The partnership enables the airlines to sell tickets for each others’ flights under a codeshare agreement. This will vastly increase the numbers of flight each can offer to its customers through their mobile apps and websites. In their own press release, Virgin Atlantic suggest the joint venture will offer:
- Up to 341 peak daily trans-Atlantic services, covering the top 10 routes on a nonstop basis
- Onward connections to 238 cities in North America, 98 in continental Europe and 16 in the UK
- A choice of 110 nonstop trans-Atlantic routes
Members of any of the four airlines’ frequent flyer programmes will be able to earn and redeem miles on any of the carriers, including trans-Atlantic trip, intra-Europe hops, or domestic U.S. journeys. Notably, members will also be able to earn status tier points on any of the four carriers. It’s also suggested elite status holders will be able to use 100+ lounges throughout the network.

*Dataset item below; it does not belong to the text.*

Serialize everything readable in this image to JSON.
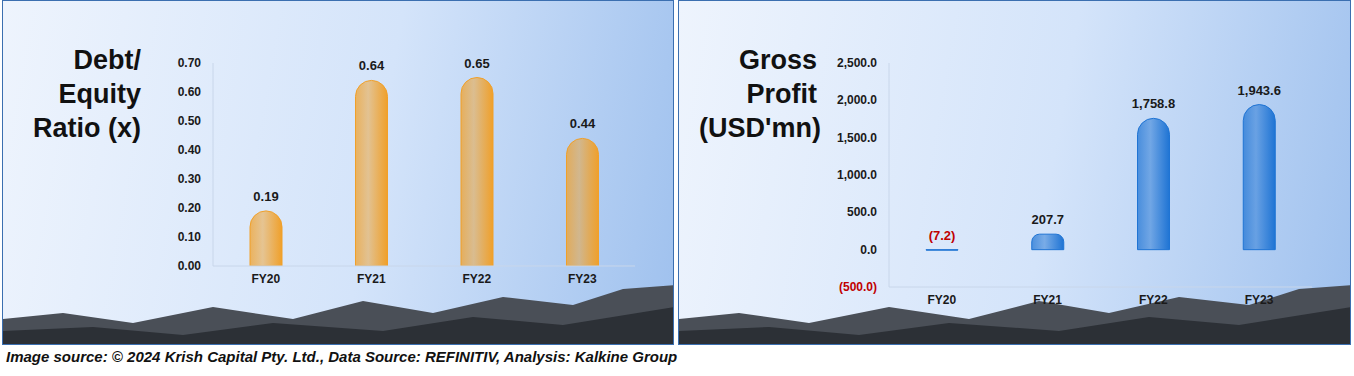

Until December, it was expected that Air France would take a stake in Virgin Atlantic as part of the deal. This rumour was disproven when Virgin founder Richard Branson announced there would be no reduction in his family’s controlling 51% stake in the airline.

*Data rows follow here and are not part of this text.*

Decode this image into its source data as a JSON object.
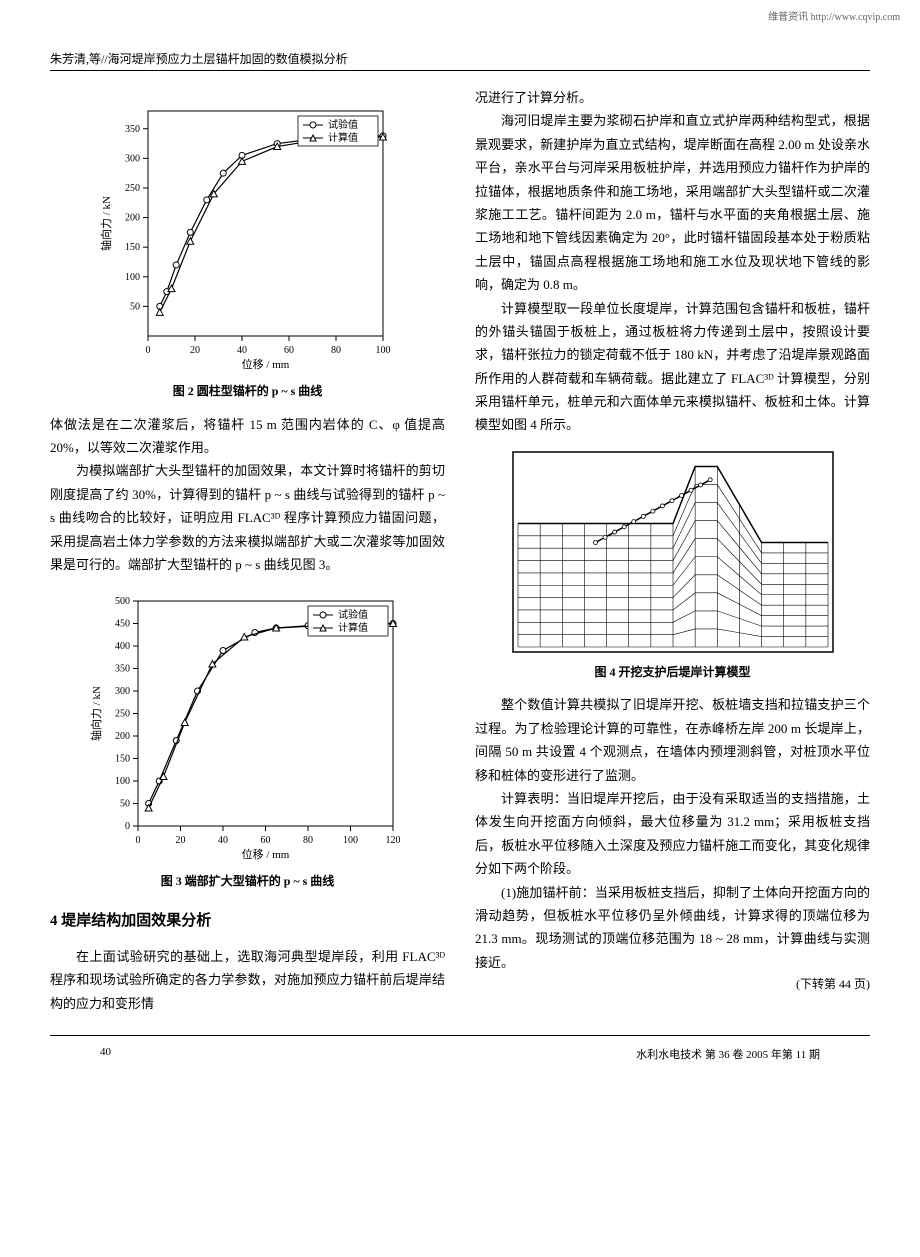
{
  "header": {
    "link_text": "维普资讯 http://www.cqvip.com",
    "author_title": "朱芳清,等//海河堤岸预应力土层锚杆加固的数值模拟分析"
  },
  "chart2": {
    "type": "line",
    "title": "图 2  圆柱型锚杆的 p ~ s 曲线",
    "xlabel": "位移 / mm",
    "ylabel": "轴向力 / kN",
    "xlim": [
      0,
      100
    ],
    "ylim": [
      0,
      380
    ],
    "xtick_step": 20,
    "ytick_major": [
      50,
      100,
      150,
      200,
      250,
      300,
      350
    ],
    "xticks": [
      0,
      20,
      40,
      60,
      80,
      100
    ],
    "legend": [
      "试验值",
      "计算值"
    ],
    "legend_markers": [
      "circle",
      "triangle"
    ],
    "series1_x": [
      5,
      8,
      12,
      18,
      25,
      32,
      40,
      55,
      75,
      100
    ],
    "series1_y": [
      50,
      75,
      120,
      175,
      230,
      275,
      305,
      325,
      335,
      338
    ],
    "series2_x": [
      5,
      10,
      18,
      28,
      40,
      55,
      75,
      100
    ],
    "series2_y": [
      40,
      80,
      160,
      240,
      295,
      320,
      333,
      336
    ],
    "line_color": "#000000",
    "marker_size": 4,
    "background_color": "#ffffff",
    "grid_color": "#000000"
  },
  "chart3": {
    "type": "line",
    "title": "图 3  端部扩大型锚杆的 p ~ s 曲线",
    "xlabel": "位移 / mm",
    "ylabel": "轴向力 / kN",
    "xlim": [
      0,
      120
    ],
    "ylim": [
      0,
      500
    ],
    "xtick_step": 20,
    "ytick_step": 50,
    "xticks": [
      0,
      20,
      40,
      60,
      80,
      100,
      120
    ],
    "yticks": [
      0,
      50,
      100,
      150,
      200,
      250,
      300,
      350,
      400,
      450,
      500
    ],
    "legend": [
      "试验值",
      "计算值"
    ],
    "legend_markers": [
      "circle",
      "triangle"
    ],
    "series1_x": [
      5,
      10,
      18,
      28,
      40,
      55,
      65,
      80,
      100,
      120
    ],
    "series1_y": [
      50,
      100,
      190,
      300,
      390,
      430,
      440,
      445,
      448,
      450
    ],
    "series2_x": [
      5,
      12,
      22,
      35,
      50,
      65,
      85,
      105,
      120
    ],
    "series2_y": [
      40,
      110,
      230,
      360,
      420,
      440,
      445,
      448,
      450
    ],
    "line_color": "#000000",
    "marker_size": 4,
    "background_color": "#ffffff"
  },
  "fig4": {
    "title": "图 4  开挖支护后堤岸计算模型"
  },
  "text": {
    "p1": "体做法是在二次灌浆后，将锚杆 15 m 范围内岩体的 C、φ 值提高 20%，以等效二次灌浆作用。",
    "p2": "为模拟端部扩大头型锚杆的加固效果，本文计算时将锚杆的剪切刚度提高了约 30%，计算得到的锚杆 p ~ s 曲线与试验得到的锚杆 p ~ s 曲线吻合的比较好，证明应用 FLAC³ᴰ 程序计算预应力锚固问题，采用提高岩土体力学参数的方法来模拟端部扩大或二次灌浆等加固效果是可行的。端部扩大型锚杆的 p ~ s 曲线见图 3。",
    "section4": "4  堤岸结构加固效果分析",
    "p3": "在上面试验研究的基础上，选取海河典型堤岸段，利用 FLAC³ᴰ 程序和现场试验所确定的各力学参数，对施加预应力锚杆前后堤岸结构的应力和变形情",
    "p4": "况进行了计算分析。",
    "p5": "海河旧堤岸主要为浆砌石护岸和直立式护岸两种结构型式，根据景观要求，新建护岸为直立式结构，堤岸断面在高程 2.00 m 处设亲水平台，亲水平台与河岸采用板桩护岸，并选用预应力锚杆作为护岸的拉锚体，根据地质条件和施工场地，采用端部扩大头型锚杆或二次灌浆施工工艺。锚杆间距为 2.0 m，锚杆与水平面的夹角根据土层、施工场地和地下管线因素确定为 20°，此时锚杆锚固段基本处于粉质粘土层中，锚固点高程根据施工场地和施工水位及现状地下管线的影响，确定为 0.8 m。",
    "p6": "计算模型取一段单位长度堤岸，计算范围包含锚杆和板桩，锚杆的外锚头锚固于板桩上，通过板桩将力传递到土层中，按照设计要求，锚杆张拉力的锁定荷载不低于 180 kN，并考虑了沿堤岸景观路面所作用的人群荷载和车辆荷载。据此建立了 FLAC³ᴰ 计算模型，分别采用锚杆单元，桩单元和六面体单元来模拟锚杆、板桩和土体。计算模型如图 4 所示。",
    "p7": "整个数值计算共模拟了旧堤岸开挖、板桩墙支挡和拉锚支护三个过程。为了检验理论计算的可靠性，在赤峰桥左岸 200 m 长堤岸上，间隔 50 m 共设置 4 个观测点，在墙体内预埋测斜管，对桩顶水平位移和桩体的变形进行了监测。",
    "p8": "计算表明：当旧堤岸开挖后，由于没有采取适当的支挡措施，土体发生向开挖面方向倾斜，最大位移量为 31.2 mm；采用板桩支挡后，板桩水平位移随入土深度及预应力锚杆施工而变化，其变化规律分如下两个阶段。",
    "p9": "(1)施加锚杆前：当采用板桩支挡后，抑制了土体向开挖面方向的滑动趋势，但板桩水平位移仍呈外倾曲线，计算求得的顶端位移为 21.3 mm。现场测试的顶端位移范围为 18 ~ 28 mm，计算曲线与实测接近。",
    "continued": "(下转第 44 页)"
  },
  "footer": {
    "page": "40",
    "journal": "水利水电技术  第 36 卷  2005 年第 11 期"
  }
}
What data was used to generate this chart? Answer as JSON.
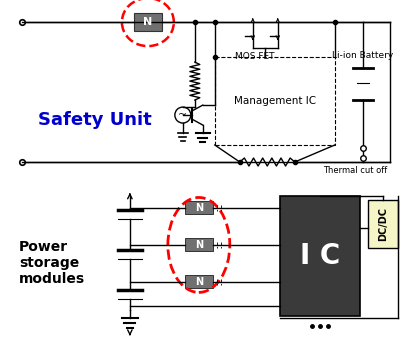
{
  "bg_color": "#ffffff",
  "safety_unit_label": "Safety Unit",
  "safety_unit_color": "#0000cc",
  "power_storage_label": "Power\nstorage\nmodules",
  "mosfet_label": "MOS FET",
  "management_ic_label": "Management IC",
  "li_ion_label": "Li-ion Battery",
  "thermal_label": "Thermal cut off",
  "ic_label": "I C",
  "dcdc_label": "DC/DC",
  "n_box_color": "#707070",
  "n_text_color": "#ffffff",
  "ic_box_color": "#3a3a3a",
  "dcdc_box_color": "#f5f5c8",
  "dashed_circle_color": "#ff0000",
  "line_color": "#000000"
}
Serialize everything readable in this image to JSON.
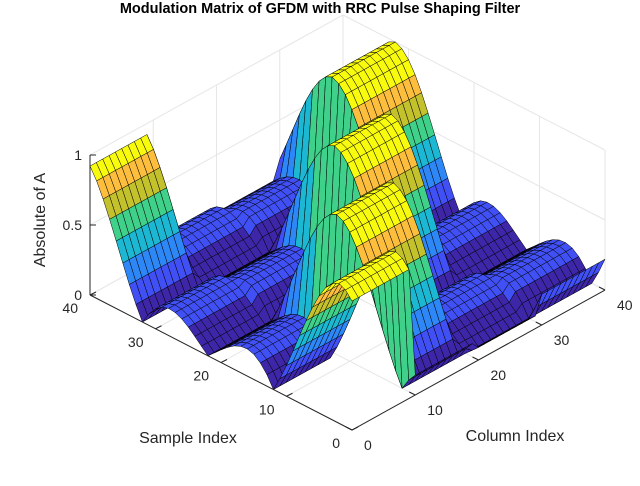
{
  "chart_data": {
    "type": "surface",
    "title": "Modulation Matrix of GFDM with RRC Pulse Shaping Filter",
    "xlabel": "Column Index",
    "ylabel": "Sample Index",
    "zlabel": "Absolute of A",
    "xlim": [
      0,
      40
    ],
    "ylim": [
      0,
      40
    ],
    "zlim": [
      0,
      1
    ],
    "xticks": [
      "0",
      "10",
      "20",
      "30",
      "40"
    ],
    "yticks": [
      "0",
      "10",
      "20",
      "30",
      "40"
    ],
    "zticks": [
      "0",
      "0.5",
      "1"
    ],
    "grid": true,
    "colormap": [
      "#3e26a8",
      "#4150f5",
      "#2e87f7",
      "#1cb8d3",
      "#3fd08a",
      "#c3c12c",
      "#fdbe3d",
      "#f9fb0e"
    ],
    "edge_color": "#000000",
    "grid_size": [
      40,
      40
    ],
    "subsymbols": 4,
    "subcarriers": 10
  }
}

It’s not the first time some of the airlines in this new joint venture have worked together. Delta, Air France and KLM have been partners since May 2009. Later, Delta acquired a 49% stake in Virgin Atlantic in 2015 and started codesharing on flights.
The new Virgin, Delta, Air France & KLM venture will compete with the existing partnership between British Airways and American Airlines on transatlantic routes.